I recognised that understanding the character arc, therefore, is the true precursor of the story. It is reason the hero reacts to events or initiates action in the way that she does.

This realisation has made it easier to write action and plot as manifestation of character. It’s an insurance policy against writing shallow, inauthentic characters.

In The Nostalgia of Time Travel, I write about a man obsessed with fixing a dreadful mistake that resulted in the death of his wife many years previously. Every action, every thought he experiences stems from this obsession. Whatever else the story is about, it is also a tale about a driven man relentlessly attempting to do the impossible. A man who refuses to give up. In many respects his outer life is nothing more than a reflection of his inner life. 
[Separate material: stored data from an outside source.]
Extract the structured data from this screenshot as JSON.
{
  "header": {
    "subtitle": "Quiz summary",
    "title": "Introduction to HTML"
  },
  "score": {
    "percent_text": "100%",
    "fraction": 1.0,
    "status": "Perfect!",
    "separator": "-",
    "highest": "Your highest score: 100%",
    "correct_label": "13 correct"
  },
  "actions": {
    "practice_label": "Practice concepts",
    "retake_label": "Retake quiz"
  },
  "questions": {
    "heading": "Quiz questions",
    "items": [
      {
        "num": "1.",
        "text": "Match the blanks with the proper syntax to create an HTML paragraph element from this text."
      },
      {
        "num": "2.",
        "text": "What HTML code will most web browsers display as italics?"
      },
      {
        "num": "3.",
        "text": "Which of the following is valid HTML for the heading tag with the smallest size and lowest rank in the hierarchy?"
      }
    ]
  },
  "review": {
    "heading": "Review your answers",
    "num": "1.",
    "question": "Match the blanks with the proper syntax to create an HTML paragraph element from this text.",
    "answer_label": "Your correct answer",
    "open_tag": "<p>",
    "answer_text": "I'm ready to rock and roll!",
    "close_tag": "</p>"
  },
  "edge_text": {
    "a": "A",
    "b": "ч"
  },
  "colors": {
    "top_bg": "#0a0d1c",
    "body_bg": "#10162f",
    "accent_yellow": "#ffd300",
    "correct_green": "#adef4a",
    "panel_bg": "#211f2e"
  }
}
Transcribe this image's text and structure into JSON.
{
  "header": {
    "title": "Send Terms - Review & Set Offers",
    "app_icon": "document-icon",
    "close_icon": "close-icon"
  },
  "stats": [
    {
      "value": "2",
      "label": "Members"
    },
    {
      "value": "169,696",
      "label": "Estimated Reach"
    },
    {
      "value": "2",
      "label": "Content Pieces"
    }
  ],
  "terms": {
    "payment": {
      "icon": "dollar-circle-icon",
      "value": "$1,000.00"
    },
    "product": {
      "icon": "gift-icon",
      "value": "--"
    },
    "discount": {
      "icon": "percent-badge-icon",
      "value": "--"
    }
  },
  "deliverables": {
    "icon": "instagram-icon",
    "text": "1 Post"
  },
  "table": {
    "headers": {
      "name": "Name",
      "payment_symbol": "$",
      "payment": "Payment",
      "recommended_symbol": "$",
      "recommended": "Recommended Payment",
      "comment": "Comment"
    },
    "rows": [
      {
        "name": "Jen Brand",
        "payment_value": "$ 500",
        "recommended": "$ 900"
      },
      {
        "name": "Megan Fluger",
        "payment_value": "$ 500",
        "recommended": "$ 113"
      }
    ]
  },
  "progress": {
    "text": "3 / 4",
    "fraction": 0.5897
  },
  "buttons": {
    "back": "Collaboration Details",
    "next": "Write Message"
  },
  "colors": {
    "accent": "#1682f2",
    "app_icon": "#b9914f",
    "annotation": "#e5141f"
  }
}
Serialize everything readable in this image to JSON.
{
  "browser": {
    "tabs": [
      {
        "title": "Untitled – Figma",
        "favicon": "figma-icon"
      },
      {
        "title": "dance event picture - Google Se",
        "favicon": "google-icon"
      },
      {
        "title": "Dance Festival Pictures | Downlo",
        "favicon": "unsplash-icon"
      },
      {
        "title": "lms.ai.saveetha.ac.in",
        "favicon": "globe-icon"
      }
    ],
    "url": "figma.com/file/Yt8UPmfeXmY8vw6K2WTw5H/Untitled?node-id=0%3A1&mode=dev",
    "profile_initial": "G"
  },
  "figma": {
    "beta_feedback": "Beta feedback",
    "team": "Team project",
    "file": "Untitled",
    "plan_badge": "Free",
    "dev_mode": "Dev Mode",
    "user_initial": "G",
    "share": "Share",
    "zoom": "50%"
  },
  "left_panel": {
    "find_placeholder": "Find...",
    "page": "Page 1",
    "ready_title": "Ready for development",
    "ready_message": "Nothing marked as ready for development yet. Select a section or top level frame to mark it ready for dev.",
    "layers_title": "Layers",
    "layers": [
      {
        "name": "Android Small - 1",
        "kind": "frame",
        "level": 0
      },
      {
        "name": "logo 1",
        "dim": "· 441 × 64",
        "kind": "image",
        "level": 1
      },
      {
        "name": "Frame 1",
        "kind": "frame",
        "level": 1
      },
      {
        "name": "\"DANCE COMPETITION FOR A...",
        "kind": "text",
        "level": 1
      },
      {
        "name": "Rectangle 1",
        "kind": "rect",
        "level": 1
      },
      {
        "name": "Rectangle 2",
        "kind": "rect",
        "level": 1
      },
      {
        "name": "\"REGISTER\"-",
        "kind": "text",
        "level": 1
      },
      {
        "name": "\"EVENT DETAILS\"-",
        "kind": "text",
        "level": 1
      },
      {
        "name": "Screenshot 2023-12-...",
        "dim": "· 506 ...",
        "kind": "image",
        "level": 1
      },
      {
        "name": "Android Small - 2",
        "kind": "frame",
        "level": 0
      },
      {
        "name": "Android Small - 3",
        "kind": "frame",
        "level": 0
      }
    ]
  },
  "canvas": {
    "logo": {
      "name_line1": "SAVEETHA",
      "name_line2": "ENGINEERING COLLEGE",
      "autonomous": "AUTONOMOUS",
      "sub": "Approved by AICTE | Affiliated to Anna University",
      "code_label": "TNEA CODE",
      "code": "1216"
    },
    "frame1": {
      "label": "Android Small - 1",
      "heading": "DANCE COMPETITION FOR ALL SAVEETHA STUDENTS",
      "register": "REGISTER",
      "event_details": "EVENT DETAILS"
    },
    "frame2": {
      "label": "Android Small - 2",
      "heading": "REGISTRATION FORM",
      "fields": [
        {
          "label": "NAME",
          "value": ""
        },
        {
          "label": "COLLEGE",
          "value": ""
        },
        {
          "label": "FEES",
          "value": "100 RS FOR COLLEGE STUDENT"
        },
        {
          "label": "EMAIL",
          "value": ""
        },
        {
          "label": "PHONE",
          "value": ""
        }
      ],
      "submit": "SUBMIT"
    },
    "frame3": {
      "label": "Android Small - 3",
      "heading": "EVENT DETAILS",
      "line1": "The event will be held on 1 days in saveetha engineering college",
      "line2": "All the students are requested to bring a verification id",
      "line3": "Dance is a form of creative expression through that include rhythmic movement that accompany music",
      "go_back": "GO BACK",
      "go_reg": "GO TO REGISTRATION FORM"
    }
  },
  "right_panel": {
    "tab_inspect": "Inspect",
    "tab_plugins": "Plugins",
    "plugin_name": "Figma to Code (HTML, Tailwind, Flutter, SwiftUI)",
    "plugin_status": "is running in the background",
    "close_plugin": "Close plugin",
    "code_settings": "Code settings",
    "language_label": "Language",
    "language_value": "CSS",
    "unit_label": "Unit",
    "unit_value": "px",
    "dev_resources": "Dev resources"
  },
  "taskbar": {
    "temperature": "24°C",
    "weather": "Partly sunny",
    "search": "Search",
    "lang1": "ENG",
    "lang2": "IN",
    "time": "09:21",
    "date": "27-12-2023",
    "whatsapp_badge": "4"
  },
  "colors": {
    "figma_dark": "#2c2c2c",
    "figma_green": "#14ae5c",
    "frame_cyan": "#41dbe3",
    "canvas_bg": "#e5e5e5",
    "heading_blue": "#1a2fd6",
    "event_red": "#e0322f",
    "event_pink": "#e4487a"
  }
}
One of the greatest examples in literature of how character shapes the story is found in William Golding’s great novel, The Spire. The novel describes the Dean of the Cathedral’s, (Jocelin’s) determination to build a spire on top of a structure that may not support the additional weight. The effort to convince the master builder to built it is a study in the consequences of mistaking pride and stubbornness for faith and strength. 

Summary

Plot from character is a methodology that many of the world‘s greatest writers have perfected.